We make many decisions every day, consciously as well as unconsciously. The term “decisions” here are not just about the high-level processes that govern how we think and asses events and observations, it is also the low-level ones that control perception and movement. For example, have you ever wondered how our body can move so smoothly ? This is definitely not an easy task if you ask any roboticists who are struggling to implement the human gaits on robots. Some scientists believe that our brain makes reliable, quick-fire predictions about the result of every movement we make, which results in a efficient sequence of actions that we call “walking”.
Confidence holds a crucial role in this process. How confident we feel about our choices will influence our behavior. If we did not have an accurate mechanism for confidence that is usually right, we would have difficulties in correcting decisions.
Important as it is, the way it works remains an unsolved riddle. The classical approach assumes that the brain takes shortcuts when processing information: it make approximations rather than uses precise statistical calculations. However, in a very recent paper, Adam Kepecs, professor of neuroscience at Cold Spring Harbor Laboratory has concluded that the subjective feeling of confidence stems from objective statistical calculations in the brain.
To determine whether the brains use objective calculations to compute the level of confidence, Kepecs created a video game to compare human and computer performance. Human volunteers would listen to streams of clicking sounds and determine which clicks were faster. Participants rated confidence in each choice on a scale of one (a random guess) to five (high confidence). What Kepecs and his colleagues found was that human responses were similar to statistical calculations. The brain produces feelings of con- fidence that inform decisions the same way statistics pulls patterns out of noisy data.
To further examine his model, Kepecs organised another experiment in which participants answered questions comparing the populations of various countries. Unlike the perceptual test, this one had the added complexity of each participant’s individual knowledge base. Even human foibles, such as being overconfident in the face of hard choices with poor data or under-confident when facing easy choices, were consistent with Kepecs’s model.
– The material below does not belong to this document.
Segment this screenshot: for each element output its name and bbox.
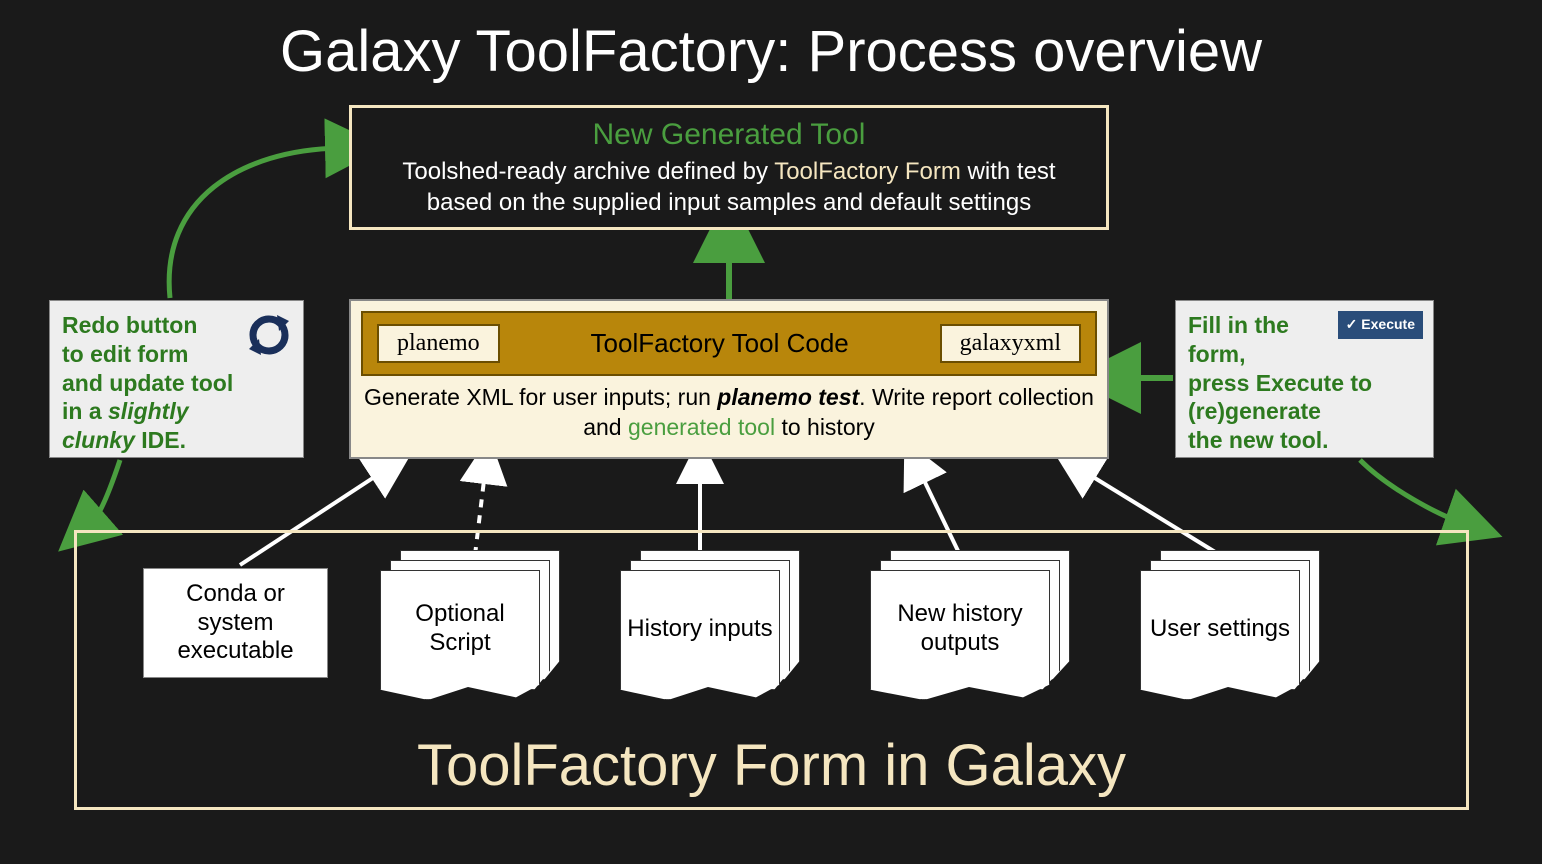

This is not the first time a scientist suggest that our brains relies more on a statistical model than a heuristic one. In many perception tasks, it was showed that people tend to make estimates in a way that fits with Bayesian probability framework. There’s also evidence that the brain makes internal predictions and updates them in a Bayesian manner. When we read a book or listen to someone talking, for example, our brain is not simply receiving information, it is constantly analyzing this stream of data and predicting what it expects to read or hear. These predictions strongly influence what we actually read or hear. More general, we can argue that our perception of the world is in fact a reconstruction made by the brain: we don’t (or can’t ?) see the world as it is, but we see it the way our brain is expecting it.
To maintain a level of homogeneity between the real world and the “reconstructed” reality, the brain is constantly revises its predictions based on what information comes next. Making predictions and re-evaluation them seems to be a universal feature of the brain. At all times our brain is weighing its inputs and comparing them with internal predictions in order to make sense of the world.
So far we have seen some arguments support the (Bayesian) statistical paradigm. However, the scientists from the “anti-Bayesian” camp have provided a number of strong counter-arguments, especially when it comes to high-level decision making. It is fairly easy to come up with probability puzzles that should yield to Bayesian methods, but that regularly leave many people flummoxed. For instance, many people will say that if we toss a series of coins, getting all heads or all tails is less likely than getting any “seemingly random” sequence, for example, tails–tails–heads–tails–heads. It is not: as the coin tosses are independent, there is no reason to expect one sequence is more likely than another. There’s considerable evidence like the coin tosses experiment above which shows that most people are basically non-Bayesian when performing high-level, logical reasoning.
All in all, we are dealing with the most complicated thing in the known universe, and all the discovery up to know about our brain just scratch the surface. A lot of work still need to be done in order to truly understand how we think.
In conclusion, I believe that Bayesian paradigm, with its quirks and imperfections, represent a potential approach that can eventually help us see the complete picture of our brain.